How Do Doctors and Nurses in Emergency Departments in Hong Kong View Their Disaster Preparedness? A Cross-Sectional Territory-Wide Online Survey

Rex P K Lam, Satchit Balsari, Kevin K C Hung, Kai-Hsun Hsiao, L P Leung, Jennifer Leaning
Disaster Medicine and Public Health Preparedness 2018, 12 (3): 329-336
28829007

OBJECTIVES: To assess the level of all-hazards disaster preparedness and training needs of emergency department (ED) doctors and nurses in Hong Kong from their perspective, and identify factors associated with high perceived personal preparedness.

DESIGN: This study was a cross-sectional territory-wide online survey conducted from 9 September to 26 October, 2015.ParticipantsThe participants were doctors from the Hong Kong College of Emergency Medicine and nurses from the Hong Kong College of Emergency Nursing.

METHODS: We assessed various components of all-hazards preparedness using a 25-item questionnaire. Backward logistic regression was used to identify factors associated with perceived preparedness.

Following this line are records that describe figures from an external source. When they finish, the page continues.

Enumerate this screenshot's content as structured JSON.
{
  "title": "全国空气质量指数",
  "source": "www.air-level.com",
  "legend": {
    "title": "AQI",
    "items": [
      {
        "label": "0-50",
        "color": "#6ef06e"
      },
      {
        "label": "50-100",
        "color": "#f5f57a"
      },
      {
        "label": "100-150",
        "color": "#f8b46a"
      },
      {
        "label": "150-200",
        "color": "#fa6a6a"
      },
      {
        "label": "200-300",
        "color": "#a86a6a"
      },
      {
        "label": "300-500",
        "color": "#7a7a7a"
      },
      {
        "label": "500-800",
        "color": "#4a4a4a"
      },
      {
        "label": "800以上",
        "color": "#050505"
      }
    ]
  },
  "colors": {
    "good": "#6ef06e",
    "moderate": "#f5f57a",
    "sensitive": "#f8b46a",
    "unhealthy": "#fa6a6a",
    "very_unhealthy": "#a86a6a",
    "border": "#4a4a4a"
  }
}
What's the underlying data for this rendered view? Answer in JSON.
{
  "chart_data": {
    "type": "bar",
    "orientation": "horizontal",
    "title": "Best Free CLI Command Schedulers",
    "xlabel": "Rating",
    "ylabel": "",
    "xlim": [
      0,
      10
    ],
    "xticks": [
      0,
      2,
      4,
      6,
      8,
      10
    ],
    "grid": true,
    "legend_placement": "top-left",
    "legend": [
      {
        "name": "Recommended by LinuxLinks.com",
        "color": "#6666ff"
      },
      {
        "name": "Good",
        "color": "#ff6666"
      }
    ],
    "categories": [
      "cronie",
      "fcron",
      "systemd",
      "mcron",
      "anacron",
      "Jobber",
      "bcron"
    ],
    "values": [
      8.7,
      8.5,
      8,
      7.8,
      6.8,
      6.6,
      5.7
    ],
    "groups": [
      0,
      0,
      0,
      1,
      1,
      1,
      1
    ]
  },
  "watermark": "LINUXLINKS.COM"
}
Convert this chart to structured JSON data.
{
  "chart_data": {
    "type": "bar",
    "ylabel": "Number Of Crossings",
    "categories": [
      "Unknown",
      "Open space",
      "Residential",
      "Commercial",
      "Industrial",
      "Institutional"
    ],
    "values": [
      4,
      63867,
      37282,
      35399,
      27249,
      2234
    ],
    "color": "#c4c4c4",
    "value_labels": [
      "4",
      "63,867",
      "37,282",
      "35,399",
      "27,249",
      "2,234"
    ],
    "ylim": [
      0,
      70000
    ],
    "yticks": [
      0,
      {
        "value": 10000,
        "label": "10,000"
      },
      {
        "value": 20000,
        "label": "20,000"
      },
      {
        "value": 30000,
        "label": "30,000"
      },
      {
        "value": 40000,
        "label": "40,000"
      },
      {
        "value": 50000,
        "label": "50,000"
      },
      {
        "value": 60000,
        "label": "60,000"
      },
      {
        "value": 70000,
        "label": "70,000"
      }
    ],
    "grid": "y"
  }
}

RESULTS: A total of 107 responses were analyzed. Respondents lacked training in disaster management, emergency communication, psychological first aid, public health interventions, disaster law and ethics, media handling, and humanitarian response in an overseas setting. High perceived workplace preparedness, length of practice, and willingness to respond were associated with high perceived personal preparedness.

CONCLUSIONS: Given the current gaps in and needs for increased disaster preparedness training, ED doctors and nurses in Hong Kong may benefit from the development of core-competency-based training targeting the under-trained areas, measures to improve staff confidence in their workplaces, and efforts to remove barriers to staff willingness to respond. (Disaster Med Public Health Preparedness. 2018; 12: 329-336).